VASR - C++
VASR if the name of Vivoka's own ASR engine. It is provided through the VSDK framework under the designation VSDK-VASR.
It is designed to run completly offline and on small devices (like Raspberry Pi 3 / 4)
Supported languages
Currently 5 languages are supported:
🇫🇷 fra-FR → French of France
🇺🇸 eng-US → Enlish of United States
🇮🇹 ita-IT → Italian from Italy
🇪🇸 spa-ES → Spanish from Spain
🇩🇪 deu-DE → German from Germany
Supported features
Here is a list of all the features currently supported by the engine:
Feature name | Description |
---|---|
Grammars | Ability to compile / load BNF formatted grammars |
Dynamic Content | A.k.a. Dynamic slots. Ability to specify in a grammar a rule where its values will be given later |
Custom phonetic | Ability to specify any phonetic for a given word or expression in a grammar |
Custom phonetic in dynamic content | Ability to specify 1 or more custom phonetic with the values of a particular slot |
Tag annotations | Ability to specify tags in the grammar used to easily retreive information from it |
Intermediate result | Ability to return non-final results while the user is still speaking |
VAD (Voice Activity Detection) | Ability to automatically detect when a user speak |
Confidence score | Ability to return a confidence score with the result |
Event detection | Ability to send feedback when speech / silence is detected |
Engine configuration
Like any other engine in VSDK, this one also have its own configuration that needs to be provided as a JSON file when instantiating the engine.

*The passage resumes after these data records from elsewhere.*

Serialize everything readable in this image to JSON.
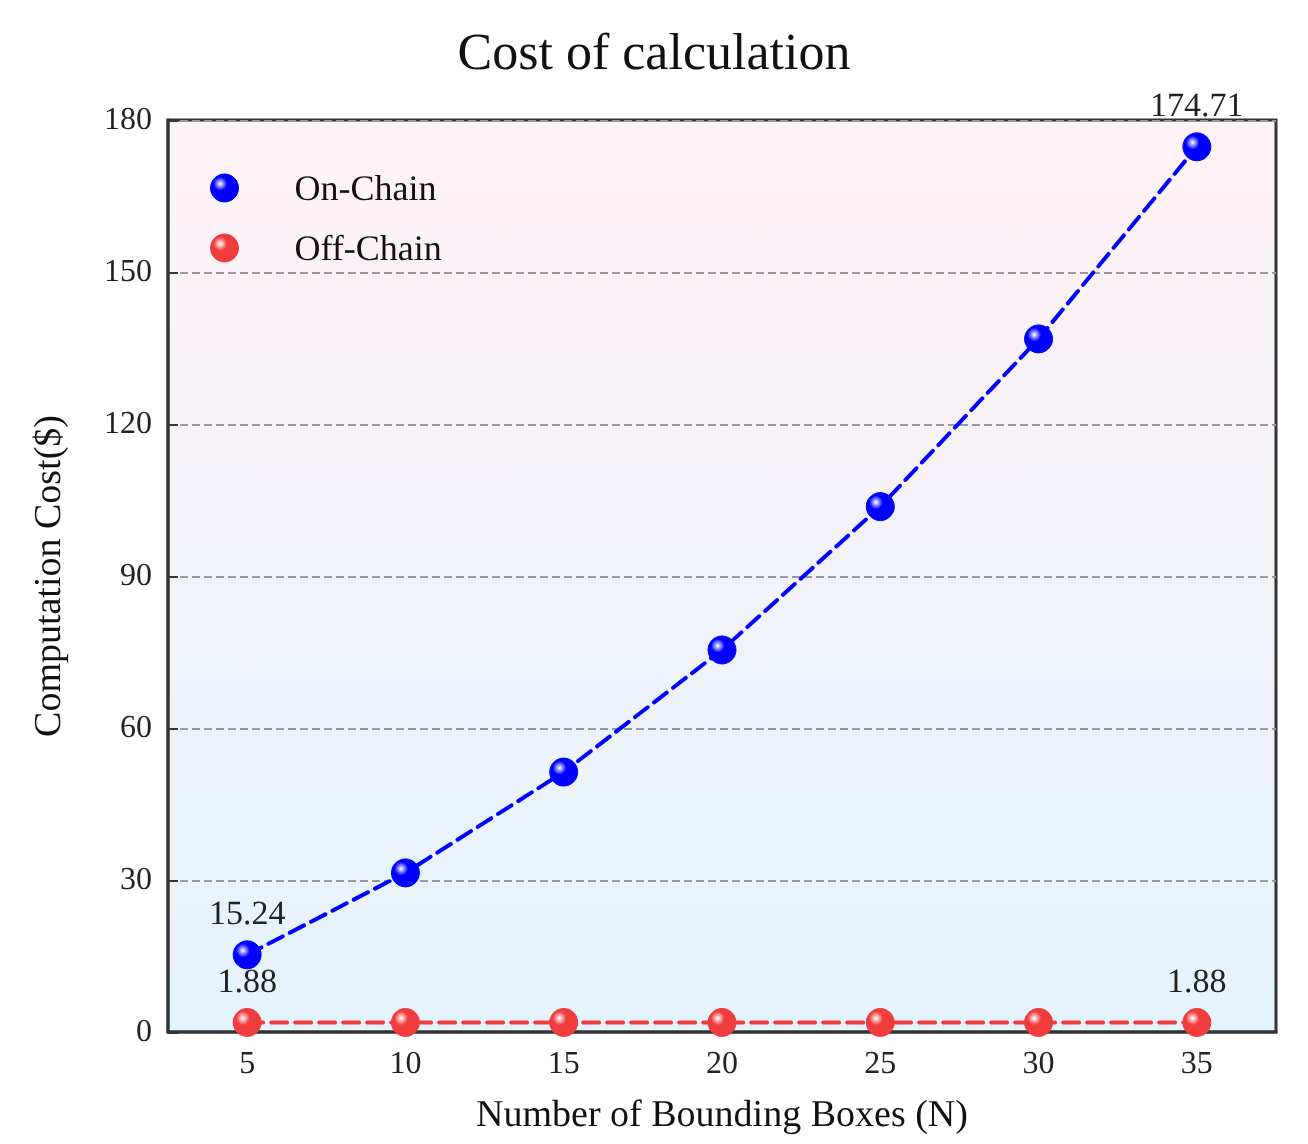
{
  "chart_data": {
    "type": "line",
    "title": "Cost of calculation",
    "xlabel": "Number of Bounding Boxes (N)",
    "ylabel": "Computation Cost($)",
    "categories": [
      "5",
      "10",
      "15",
      "20",
      "25",
      "30",
      "35"
    ],
    "series": [
      {
        "name": "On-Chain",
        "color": "#0000ff",
        "values": [
          15.24,
          31.4,
          51.3,
          75.4,
          103.7,
          136.8,
          174.71
        ],
        "value_labels": [
          "15.24",
          null,
          null,
          null,
          null,
          null,
          "174.71"
        ]
      },
      {
        "name": "Off-Chain",
        "color": "#f03c3c",
        "values": [
          1.88,
          1.88,
          1.88,
          1.88,
          1.88,
          1.88,
          1.88
        ],
        "value_labels": [
          "1.88",
          null,
          null,
          null,
          null,
          null,
          "1.88"
        ]
      }
    ],
    "ylim": [
      0,
      180
    ],
    "yticks": [
      0,
      30,
      60,
      90,
      120,
      150,
      180
    ],
    "grid": "y",
    "legend": "top left",
    "marker": "circle",
    "line_style": "dashed"
  }
}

Here is a sample of the configuration for VASR:
{
"version": "2.0",
"vasr": {
"paths": {
"data_root": "../data"
},
"asr": {
"recognizers": {
"rec": {
"acmods": ["eng-US.vam"]
}
},
"models": {
"cmd": {
"type": "static",
"file": "eng-US.vgg"
}
}
}
}
}
This configuration represent the minimum required in order to operate the engine. You can see the complete configuration with the description of every field Configuration file .
Required resources
In order to correctly run the engine require at least 2 files: an acoustic model and a compiled grammar.
The acoustic model file ends with a .vam
extension (Vivoka Acoustic Model) and the compiled grammar ends with .vgg
(Vivoka Grammar Graph). You can check the page Acoustic model file for the acoustic model and the page Compiled grammar for the compiled grammar if you want more details about those files.
Sample code
This sample code assume that the content of the vsdk.json
configuration file is similar to the one above.
#include <vasr/Engine.hpp>
#include <vasr/GrammarComposer.hpp>
#include <vasr/LanguageModel.hpp>
#include <vasr/Recognizer.hpp>
std::vector<float> audioData();
int main() try
{
Vasr::Engine engine("vsdk.json");
auto & rec = engine.recognizer("rec"); // String taken from the vsdk.json file at vasr/asr/recognizers
auto & grm = engine.grammarComposer("cmd"); // String taken from the vsdk.json file at vasr/asr/models
if (grm.hasSlots())
{
// Fill slots
}
auto model = grm.compose();
recognizer.setModels({ model });
recogniser.installResultCallback([](Vasr::AsrResult result)
{
if (result.isFinal())
{
// Process final result
}
else
{
// Process intermediate result
}
});
recognizer.processAudioBuffer(audioData(), true);
}
catch (std::exception const & e)
{
fmt::print(stderr, "A fatal error occured:\n");
Vsdk::printExceptionStack(e);
return EXIT_FAILURE;
}